Não entrarei na polêmica sobre seu passado de conivência ou não com a ditadura argentina, já que uma das mais importantes e intensas acusações vem de um colaborador do Governo Kitchener, do qual o Papa Francisco se mostrou desafeto; portanto, pode, nesta acusação, estar pesando algum tipo de parcialidade, e não quero ser leviano. (Apesar de que me parece consensual, para muitos – não a maioria; mais um número não desprezível –, de que pelo menos a omissão, quantos aos crimes da ditadura argentina, não seria, para o atual Francisco, uma injusta afirmação). Polêmicas a parte, o fato é que o Papa jesuíta, como era de se esperar, está se saindo muito bem. Mostra-se exatamente como “o oposto” do que fora Ratzinger (na verdade sem o ser; nem um nem outro querem mudanças radicais na Igreja); é simpático, piadista, bem humorado, beija criancinha na praça etc. – e isso não importando muito que esteja se expondo ao perigo; imaginem um atentado de um extremista qualquer que venha assassiná-lo, mergulhará não só a igreja mais todo o mundo em uma profunda crise; ele não pode se esquecer que sobre seus ombros pesam muitas responsabilidades.
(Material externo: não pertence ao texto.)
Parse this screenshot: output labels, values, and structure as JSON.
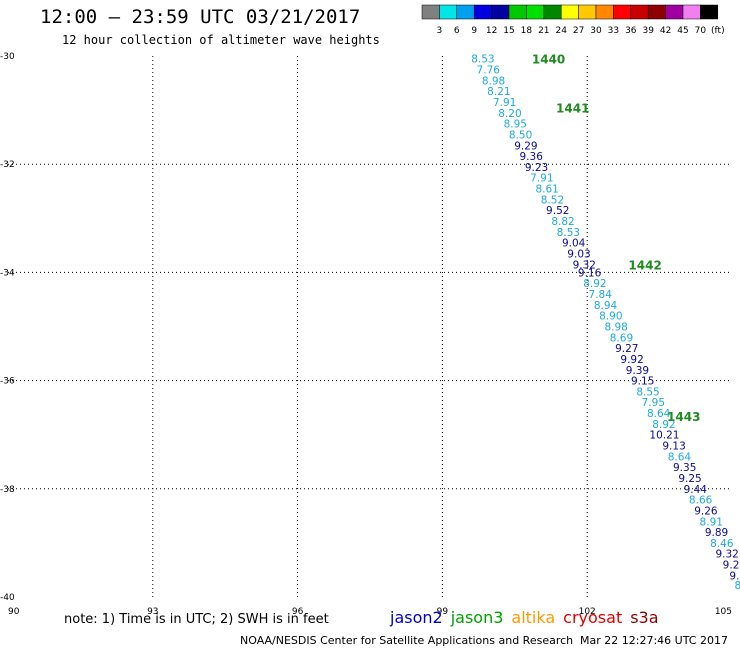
{
  "header": {
    "title": "12:00 – 23:59 UTC 03/21/2017",
    "subtitle": "12 hour collection of altimeter wave heights"
  },
  "legend": {
    "colors": [
      "#808080",
      "#00e5e5",
      "#00a0f0",
      "#0000e0",
      "#0000a0",
      "#00c800",
      "#00e000",
      "#008800",
      "#ffff00",
      "#ffc800",
      "#ff8800",
      "#ff0000",
      "#c80000",
      "#900000",
      "#a000a0",
      "#f080f0",
      "#000000"
    ],
    "labels": [
      "3",
      "6",
      "9",
      "12",
      "15",
      "18",
      "21",
      "24",
      "27",
      "30",
      "33",
      "36",
      "39",
      "42",
      "45",
      "70",
      "(ft)"
    ]
  },
  "map": {
    "lon_range": [
      90,
      105
    ],
    "lat_range": [
      -40,
      -30
    ],
    "lon_ticks": [
      "90",
      "93",
      "96",
      "99",
      "102",
      "105"
    ],
    "lat_ticks": [
      "-30",
      "-32",
      "-34",
      "-36",
      "-38",
      "-40"
    ],
    "track_colors": {
      "light": "#1eaadc",
      "dark": "#0a0a96"
    },
    "orbit_label_color": "#1e8c1e",
    "orbits": [
      {
        "label": "1440",
        "lon": 101.2,
        "lat": -30.05
      },
      {
        "label": "1441",
        "lon": 101.7,
        "lat": -30.95
      },
      {
        "label": "1442",
        "lon": 103.2,
        "lat": -33.85
      },
      {
        "label": "1443",
        "lon": 104.0,
        "lat": -36.65
      }
    ],
    "points": [
      {
        "v": "8.53",
        "lon": 99.84,
        "lat": -30.05,
        "c": "light"
      },
      {
        "v": "7.76",
        "lon": 99.95,
        "lat": -30.25,
        "c": "light"
      },
      {
        "v": "8.98",
        "lon": 100.06,
        "lat": -30.45,
        "c": "light"
      },
      {
        "v": "8.21",
        "lon": 100.17,
        "lat": -30.65,
        "c": "light"
      },
      {
        "v": "7.91",
        "lon": 100.29,
        "lat": -30.85,
        "c": "light"
      },
      {
        "v": "8.20",
        "lon": 100.4,
        "lat": -31.05,
        "c": "light"
      },
      {
        "v": "8.95",
        "lon": 100.51,
        "lat": -31.25,
        "c": "light"
      },
      {
        "v": "8.50",
        "lon": 100.62,
        "lat": -31.45,
        "c": "light"
      },
      {
        "v": "9.29",
        "lon": 100.73,
        "lat": -31.65,
        "c": "dark"
      },
      {
        "v": "9.36",
        "lon": 100.84,
        "lat": -31.85,
        "c": "dark"
      },
      {
        "v": "9.23",
        "lon": 100.95,
        "lat": -32.05,
        "c": "dark"
      },
      {
        "v": "7.91",
        "lon": 101.06,
        "lat": -32.25,
        "c": "light"
      },
      {
        "v": "8.61",
        "lon": 101.17,
        "lat": -32.45,
        "c": "light"
      },
      {
        "v": "8.52",
        "lon": 101.28,
        "lat": -32.65,
        "c": "light"
      },
      {
        "v": "9.52",
        "lon": 101.39,
        "lat": -32.85,
        "c": "dark"
      },
      {
        "v": "8.82",
        "lon": 101.5,
        "lat": -33.05,
        "c": "light"
      },
      {
        "v": "8.53",
        "lon": 101.61,
        "lat": -33.25,
        "c": "light"
      },
      {
        "v": "9.04",
        "lon": 101.72,
        "lat": -33.45,
        "c": "dark"
      },
      {
        "v": "9.03",
        "lon": 101.83,
        "lat": -33.65,
        "c": "dark"
      },
      {
        "v": "9.32",
        "lon": 101.94,
        "lat": -33.85,
        "c": "dark"
      },
      {
        "v": "9.16",
        "lon": 102.05,
        "lat": -34.0,
        "c": "dark"
      },
      {
        "v": "8.92",
        "lon": 102.16,
        "lat": -34.2,
        "c": "light"
      },
      {
        "v": "7.84",
        "lon": 102.27,
        "lat": -34.4,
        "c": "light"
      },
      {
        "v": "8.94",
        "lon": 102.38,
        "lat": -34.6,
        "c": "light"
      },
      {
        "v": "8.90",
        "lon": 102.49,
        "lat": -34.8,
        "c": "light"
      },
      {
        "v": "8.98",
        "lon": 102.6,
        "lat": -35.0,
        "c": "light"
      },
      {
        "v": "8.69",
        "lon": 102.71,
        "lat": -35.2,
        "c": "light"
      },
      {
        "v": "9.27",
        "lon": 102.82,
        "lat": -35.4,
        "c": "dark"
      },
      {
        "v": "9.92",
        "lon": 102.93,
        "lat": -35.6,
        "c": "dark"
      },
      {
        "v": "9.39",
        "lon": 103.04,
        "lat": -35.8,
        "c": "dark"
      },
      {
        "v": "9.15",
        "lon": 103.15,
        "lat": -36.0,
        "c": "dark"
      },
      {
        "v": "8.55",
        "lon": 103.26,
        "lat": -36.2,
        "c": "light"
      },
      {
        "v": "7.95",
        "lon": 103.37,
        "lat": -36.4,
        "c": "light"
      },
      {
        "v": "8.64",
        "lon": 103.48,
        "lat": -36.6,
        "c": "light"
      },
      {
        "v": "8.92",
        "lon": 103.59,
        "lat": -36.8,
        "c": "light"
      },
      {
        "v": "10.21",
        "lon": 103.6,
        "lat": -37.0,
        "c": "dark"
      },
      {
        "v": "9.13",
        "lon": 103.8,
        "lat": -37.2,
        "c": "dark"
      },
      {
        "v": "8.64",
        "lon": 103.91,
        "lat": -37.4,
        "c": "light"
      },
      {
        "v": "9.35",
        "lon": 104.02,
        "lat": -37.6,
        "c": "dark"
      },
      {
        "v": "9.25",
        "lon": 104.13,
        "lat": -37.8,
        "c": "dark"
      },
      {
        "v": "9.44",
        "lon": 104.24,
        "lat": -38.0,
        "c": "dark"
      },
      {
        "v": "8.66",
        "lon": 104.35,
        "lat": -38.2,
        "c": "light"
      },
      {
        "v": "9.26",
        "lon": 104.46,
        "lat": -38.4,
        "c": "dark"
      },
      {
        "v": "8.91",
        "lon": 104.57,
        "lat": -38.6,
        "c": "light"
      },
      {
        "v": "9.89",
        "lon": 104.68,
        "lat": -38.8,
        "c": "dark"
      },
      {
        "v": "8.46",
        "lon": 104.79,
        "lat": -39.0,
        "c": "light"
      },
      {
        "v": "9.32",
        "lon": 104.9,
        "lat": -39.2,
        "c": "dark"
      },
      {
        "v": "9.2",
        "lon": 104.98,
        "lat": -39.4,
        "c": "dark"
      },
      {
        "v": "9.",
        "lon": 105.05,
        "lat": -39.6,
        "c": "dark"
      },
      {
        "v": "8",
        "lon": 105.12,
        "lat": -39.78,
        "c": "light"
      }
    ]
  },
  "footer": {
    "note": "note:  1) Time is in UTC;  2) SWH is in feet",
    "satellites": [
      {
        "name": "jason2",
        "color": "#0000d0"
      },
      {
        "name": "jason3",
        "color": "#00a000"
      },
      {
        "name": "altika",
        "color": "#ff9900"
      },
      {
        "name": "cryosat",
        "color": "#e00000"
      },
      {
        "name": "s3a",
        "color": "#900000"
      }
    ],
    "credit": "NOAA/NESDIS Center for Satellite Applications and Research",
    "timestamp": "Mar 22 12:27:46 UTC 2017"
  }
}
Joga para a torcida (e talvez esteja sendo sincero), afinal é comum entre os populares que seus líderes apareçam sem “frescuras”; alivia o núcleo duro da cúpula episcopal, pois tudo indica que reformas radicais não virão; e responde aos anseios dos setores “médios” da “opinião pública” internacional com seu posicionamento – correto (diga-se passagem) – contra a pedofilia na sua Igreja. No entanto, mais uma vez, quiçá, a Igreja perde a oportunidade de entrar no séc. XXI, quando este clama pelos direitos das minorias que se autoproclamam em novas identidades subjetivas – e por isso são agredidas física e moralmente. Já perdera a oportunidade, na segunda metade do século passado, de se sintonizar com as tendências progressivas da “sociedade mundial” do Ocidente, quando existia uma preocupação um pouco mais acentuada em se criticar os saldos negativos, na conta dos trabalhadores, provocado pelo Capitalismo (pelo menos até o início da “década perdida”).
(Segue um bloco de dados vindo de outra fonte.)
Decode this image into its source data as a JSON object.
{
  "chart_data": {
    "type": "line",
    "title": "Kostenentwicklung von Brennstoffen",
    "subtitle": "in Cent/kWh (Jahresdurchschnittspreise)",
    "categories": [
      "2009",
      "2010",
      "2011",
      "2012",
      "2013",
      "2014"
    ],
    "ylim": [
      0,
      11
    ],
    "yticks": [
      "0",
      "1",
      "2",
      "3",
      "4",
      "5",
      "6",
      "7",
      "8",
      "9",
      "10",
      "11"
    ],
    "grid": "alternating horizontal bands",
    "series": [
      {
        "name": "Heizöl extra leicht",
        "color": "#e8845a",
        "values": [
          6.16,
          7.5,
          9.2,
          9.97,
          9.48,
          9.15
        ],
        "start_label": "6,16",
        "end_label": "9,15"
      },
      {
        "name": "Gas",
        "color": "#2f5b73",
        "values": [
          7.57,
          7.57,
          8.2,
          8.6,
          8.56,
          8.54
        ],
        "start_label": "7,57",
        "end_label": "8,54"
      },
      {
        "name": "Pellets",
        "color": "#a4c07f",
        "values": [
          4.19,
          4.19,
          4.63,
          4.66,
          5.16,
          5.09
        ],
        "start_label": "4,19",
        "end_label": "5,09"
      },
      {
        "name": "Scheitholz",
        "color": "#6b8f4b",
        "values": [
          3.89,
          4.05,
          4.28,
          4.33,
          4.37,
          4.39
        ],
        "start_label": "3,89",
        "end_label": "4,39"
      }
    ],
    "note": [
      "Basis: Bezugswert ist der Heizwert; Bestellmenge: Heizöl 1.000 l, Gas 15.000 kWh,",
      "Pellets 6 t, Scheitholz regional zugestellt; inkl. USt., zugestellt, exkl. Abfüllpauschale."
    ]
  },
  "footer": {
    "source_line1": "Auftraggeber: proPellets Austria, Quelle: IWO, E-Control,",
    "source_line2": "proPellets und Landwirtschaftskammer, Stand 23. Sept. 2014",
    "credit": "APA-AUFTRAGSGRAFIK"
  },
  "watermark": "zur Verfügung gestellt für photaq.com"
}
Em termos das ideias mais profundas, além de ações meramente pragmáticas, penso que os mais importantes teólogos do Cristianismo, sobretudo católicos, desde o medievo, pelo menos (e neste período a Teologia continha a Filosofia, e não o contrário, como hoje), acompanhem, pari passu, a produção filosófica de maior importância no Ocidente. Creio, igualmente, que neste sentido, o Cristianismo supere as outras duas grandes religiões concomitantemente confessionais e monoteísta, com as quais tem parentesco, o Judaísmo e o Islamismo. Começando do começo, na Idade Média, duas grandes tendências do pensamento teológico católico dividiram as atenções de seus fiéis (e cada uma delas cheias de variáveis). Na Alta Idade Média temos a continuidade dos primeiros passos, dados por pensadores do Império Romano, nesta direção: a Patrística, como é conhecida por muitos. Nesta tendência destaca-se Santo Agostinho, em cuja obra se percebe uma grande influência do idealismo platônico, como era de se esperar de um pensamento religioso; sendo que, em resumo, a Ideia de Platão para Agostinho é Deus – daí a concepção, absoluta no século XVI por Calvino, da predestinação para a salvação da alma. O apóstolo mais consultado não poderia ser outro do que Paulo, que não conviveu com Jesus quando este era vivo e mesmo assim deste recebeu o chamado (“Por que me persegues?...”).
Na Baixa Idade Média temos a Escolástica e, obviamente, sou obrigado a me referir a São Tomás de Aquino. Neste autor percebo um certo traço peculiar no que, pretensiosamente, denominarei de “a tradição materialista do pensamento filosófico” – como antítese à “tradição idealista do pensamento filosófico” (também uma pretensão minha). Concebo a primeira como vindo, em suma, de Aristóteles, São Tomás de Aquino, Locke etc., e chegando ao seu expoente máximo, Marx. A segunda, também em um resumo muito precário e esquemático, teria origem em Platão, Santo Agostinho, Calvino, Descartes, Kant, Hegel (sendo que este, só para confundir, em muito entusiasmou a Marx) etc. Como conciliar – esta é a “peculiaridade” – materialismo e fé religiosa? Tomás de Aquino conciliou, com sua concepção oposta a da predestinação. Para ele, e todos os outros escolásticos, a salvação da alma vem da combinação de duas coisas: ter  e ser um Bom Cristão. Este último aspecto significa praticar “boas obras” (caridade para com os mais pobres – segundo os ensinamentos de um determinado Cristo, isso depende de quem lê –, não praticar o lucro e sim o “preço justo” no comércio etc.); e quanto à fé, diferentemente do que pensam Agostinho e Calvino, é uma escolha do indivíduo e não uma dádiva de Deus.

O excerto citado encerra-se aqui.